Exploring Liquid Staking and Restaking in the Ethereum Ecosystem
02.22.2024
Wave Leadership Thoughts (Gerard Barile, Investment and Venture Principal)
The Rise of Liquid Staking & Restaking
Recently, the Ethereum ecosystem has been captivated by the fascinating world of Liquid Staking and the unfolding narrative of Liquid Restaking. In the world of blockchain finance, these concepts are reshaping our understanding of native yield products and the economics surrounding them. I’ll first explain how liquid staking works and provide an overview on the rise of liquid restaking.
Liquid Staking, a token concept alleviating constraints linked to traditional staking models, allows participants to stake Ethereum and receive a yield-bearing liquid token representing their staked holdings and the native staking yield of Ethereum. Notably, Lido dominates the Liquid Staking market, offering users both staking engagement and the flexibility to trade or use assets in decentralized finance (DeFi) platforms.
As of this writing on 2/20/2024, Lido holds a strong lead with $28.76B TVL followed by Rocket Pool, a more decentralized protocol at $3.59B TVL.
Taking this a step further, Liquid Restaking protocols rehypothecate staked ETH into Eigen Layer, boosting yields.
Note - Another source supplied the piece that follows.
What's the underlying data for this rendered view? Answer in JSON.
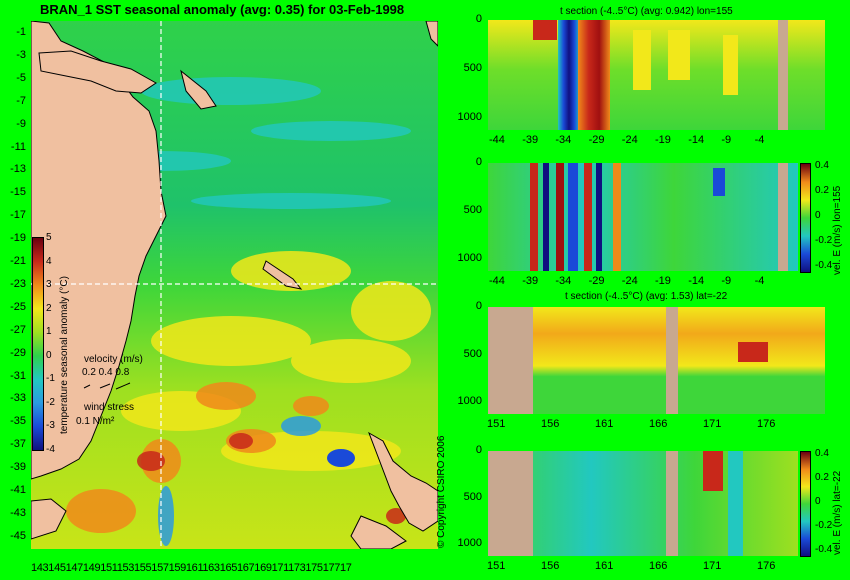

Popular Liquid Restaking platforms such as EtherFi, Puffer Finance, and Kelp DAO have seen a significant rise in TVL over the past few months by offering users a “one stop shop” for multiple staking yields in one token. We’re also beginning to see ETH products, including platforms like Pendle, facilitating the trading of tokenized future yield on an automated market maker (AMM) system.
As Eigen Layer gears up for its product launch, it becomes evident that users are drawn to the convenience presented by Liquid Restaking solutions. With this sector poised for expansion, the trajectory suggests a continued surge in the financialization of native ETH products. Brace yourselves for an exciting year ahead, ETH stakers!
Latest News:
WELCOME FRIENDS: Hundreds of institutions and prominent individuals have invested directly in crypto, adopted the value thesis, or started building technology to support digital assets since Wave started tracking these developments in late 2020. Now the rise of the Metaverse, Decentralized Finance (DeFi), Non-Fungible Tokens (NFTs), and Decentralized Autonomous Organizations (DAOs) is driving mainstream adoption of blockchain technologies everywhere we look. We’re continuing to keep track of it every week here:
A partnership between ENS and GoDaddy has allowed DNS addresses (like .com or .net) to be connected to ENS names (.eth), enabling the use of DNS domains with cryptocurrency apps and wallets.
Swiss multinational bank UBS’ Hong Kong subsidiary has tokenized an investment warrant on the Ethereum blockchain together with cryptocurrency exchange OSL. The tokenized product is an options call warrant with Chinese smartphone giant Xiaomi Corporation as the underlying stock. After tokenization, the digital asset was then sold to the OSL Exchange.
In a recent report, Citi outlined how it leveraged the Avalanche network to test how the combination of blockchain infrastructure, tokenization, and smart contract logic might help to re-architect capital markets and enhance financial services. The bank tested use cases on Avalanche “Spruce,” an Evergreen testnet Subnet designed for buy- and sell-side institutions to benefit from public blockchain infrastructure and innovation in a permissioned manner.
REGULATORY ROUNDUP: We’re living through the era of regulatory recognition of digital assets. The legislation, litigation, and regulation happening today will dictate the entire future of our industry, and we have a historic chance to shape those changes by staying informed and providing public comment.
Thailand is exempting crypto traders from paying a hefty tax to strengthen the country’s ambitions to become an Asian digital assets hub. The Finance Ministry will remove the need to pay a 7% value-added tax on earnings from trading cryptocurrencies and digital tokens, according to local news outlets.
The government of Hong Kong will tighten regulations on over-the-counter (OTC) digital assets trade by subjecting it to the same requirements as the retail digital assets trade. On Feb. 8, the government published its “Public Consultation on Legislative Proposals to Regulate Over-the-Counter Trading of Virtual Assets.” The consultation will last until April 12. The primary suggestion of the paper is to include OTC trade under the jurisdiction of the Anti-Money Laundering and Counter-Terrorist Financing Ordinance (AMLO), effective from June 2023. Typically, OTC means deals conducted directly between the provider and the customer without a centralized marketplace, such as an exchange.